ツーリングは野性的で外気に直接さらすため、暑さ寒さの体温調整を心がけた。何があるか分からない文無し帰郷は、体力と自然との戦いだ。
東京上野駅前でパンクし、途方に暮れた。バイクを売る所は数あっても、パンクを修理する所が無い。探し回っていると修理してくれる店を見つけたが、主人が今留守だという。私がやってみようかと言って奥さんが始めた。
パンクして乗り回したため何ヶ所も穴があるのを修理してくれて、やっとホッとした。嬉しかった。その日は上野駅で寝て、翌日またパンク。昨日、完全に直っていなかったのだ。昨日の店の場所はもう分からない。別の店で再度直して帰ってきた。

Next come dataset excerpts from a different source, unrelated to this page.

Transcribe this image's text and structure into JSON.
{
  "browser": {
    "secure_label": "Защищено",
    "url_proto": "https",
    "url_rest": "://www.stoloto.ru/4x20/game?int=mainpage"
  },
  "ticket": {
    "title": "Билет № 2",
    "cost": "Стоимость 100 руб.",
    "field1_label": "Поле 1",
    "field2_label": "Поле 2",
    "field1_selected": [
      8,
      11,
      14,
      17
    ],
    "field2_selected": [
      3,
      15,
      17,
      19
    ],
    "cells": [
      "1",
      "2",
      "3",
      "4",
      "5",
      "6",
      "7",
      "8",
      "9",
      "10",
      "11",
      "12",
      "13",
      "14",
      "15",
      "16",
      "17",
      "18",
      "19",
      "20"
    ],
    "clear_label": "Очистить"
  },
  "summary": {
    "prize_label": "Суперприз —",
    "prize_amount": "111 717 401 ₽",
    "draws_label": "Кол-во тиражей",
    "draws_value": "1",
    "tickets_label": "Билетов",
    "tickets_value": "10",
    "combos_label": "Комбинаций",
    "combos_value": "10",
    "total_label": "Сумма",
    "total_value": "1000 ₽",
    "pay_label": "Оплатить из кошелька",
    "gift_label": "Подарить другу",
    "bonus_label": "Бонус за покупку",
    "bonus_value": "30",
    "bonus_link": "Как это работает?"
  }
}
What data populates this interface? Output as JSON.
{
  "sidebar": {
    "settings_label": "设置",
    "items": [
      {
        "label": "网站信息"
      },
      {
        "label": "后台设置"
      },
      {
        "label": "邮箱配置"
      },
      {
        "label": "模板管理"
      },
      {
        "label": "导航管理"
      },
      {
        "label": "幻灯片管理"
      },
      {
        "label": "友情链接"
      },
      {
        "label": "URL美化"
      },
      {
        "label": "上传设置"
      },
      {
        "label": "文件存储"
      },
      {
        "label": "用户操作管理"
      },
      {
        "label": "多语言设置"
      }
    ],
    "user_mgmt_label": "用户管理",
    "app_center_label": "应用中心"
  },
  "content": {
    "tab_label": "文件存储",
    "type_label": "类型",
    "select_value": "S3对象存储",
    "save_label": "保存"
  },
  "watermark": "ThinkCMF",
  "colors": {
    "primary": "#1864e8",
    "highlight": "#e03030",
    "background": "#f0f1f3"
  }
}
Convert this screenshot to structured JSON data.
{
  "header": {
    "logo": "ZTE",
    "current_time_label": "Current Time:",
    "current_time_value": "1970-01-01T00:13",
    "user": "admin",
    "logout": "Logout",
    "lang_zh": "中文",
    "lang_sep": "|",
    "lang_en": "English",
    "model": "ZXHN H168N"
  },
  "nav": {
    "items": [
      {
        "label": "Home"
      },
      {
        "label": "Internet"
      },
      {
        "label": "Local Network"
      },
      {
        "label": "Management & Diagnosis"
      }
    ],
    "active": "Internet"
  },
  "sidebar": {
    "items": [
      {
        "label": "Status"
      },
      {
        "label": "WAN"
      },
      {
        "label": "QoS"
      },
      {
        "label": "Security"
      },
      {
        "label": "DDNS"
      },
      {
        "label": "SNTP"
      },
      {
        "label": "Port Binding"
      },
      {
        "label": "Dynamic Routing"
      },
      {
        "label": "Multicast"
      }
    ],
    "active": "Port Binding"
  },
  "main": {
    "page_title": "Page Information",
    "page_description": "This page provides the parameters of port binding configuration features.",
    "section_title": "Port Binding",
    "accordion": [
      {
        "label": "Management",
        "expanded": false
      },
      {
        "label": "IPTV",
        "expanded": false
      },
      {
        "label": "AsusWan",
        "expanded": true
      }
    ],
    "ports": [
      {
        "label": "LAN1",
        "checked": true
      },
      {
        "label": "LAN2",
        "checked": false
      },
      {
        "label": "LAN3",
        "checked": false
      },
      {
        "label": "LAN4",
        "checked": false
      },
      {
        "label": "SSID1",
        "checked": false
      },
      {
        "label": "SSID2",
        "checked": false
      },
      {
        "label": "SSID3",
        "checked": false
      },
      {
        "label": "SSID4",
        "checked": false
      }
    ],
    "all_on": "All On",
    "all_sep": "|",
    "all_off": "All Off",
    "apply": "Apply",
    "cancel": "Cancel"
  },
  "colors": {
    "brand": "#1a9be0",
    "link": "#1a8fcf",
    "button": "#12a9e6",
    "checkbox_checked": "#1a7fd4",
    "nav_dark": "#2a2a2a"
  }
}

南の方へは神奈川県の小田原まで行き、一緒に働いていた友がいて一晩お世話になった。車が渋滞した左側をスリ抜けようと走ったとき、渋滞の列に右折のため停止していた車に気づいたが、間に合わず転倒。バイクのバンパーがちぎれ、アクセルは強打で使用困難に。
相手は中古車販売の業者で、車はアメリカ車と聞いて驚いた。車のバンパーの塗装をはがしてしまった。グラスファイバーの破損が無くてホッとしていた。これでは栃木までは帰れないだろうと言われて、バイク修理屋へ連れていってくれた。ほんとうにありがたいと思った。車の修理代四万円余に親切代を入れて送った。
目標を持たないことは行動に無理がない。ここまでやらなければという抑圧もなく無駄な疲れもない。無理をすればそのシワ寄せが出てくる。常に余力を持つことが賢明だと、ツーリングで教えられた。
落葉舞う森を育てた自負に舞う
別荘地に勉強部屋
別荘を持ったと聞くと、お金持ちが優雅に過ごすと思いがち。ところが貧乏人でも別荘らしきものが、情熱と心がけで持てたのである。栃木県北部那須の、御用邸など別荘の多い所だ。
私は原付バイクで当てもなく、別荘を見るのが好きで夢とロマンに耽っていた。ゴルフ場のような整備された所は手も足も出ない。貧乏人であるから、それに似合ったものであることは当然である。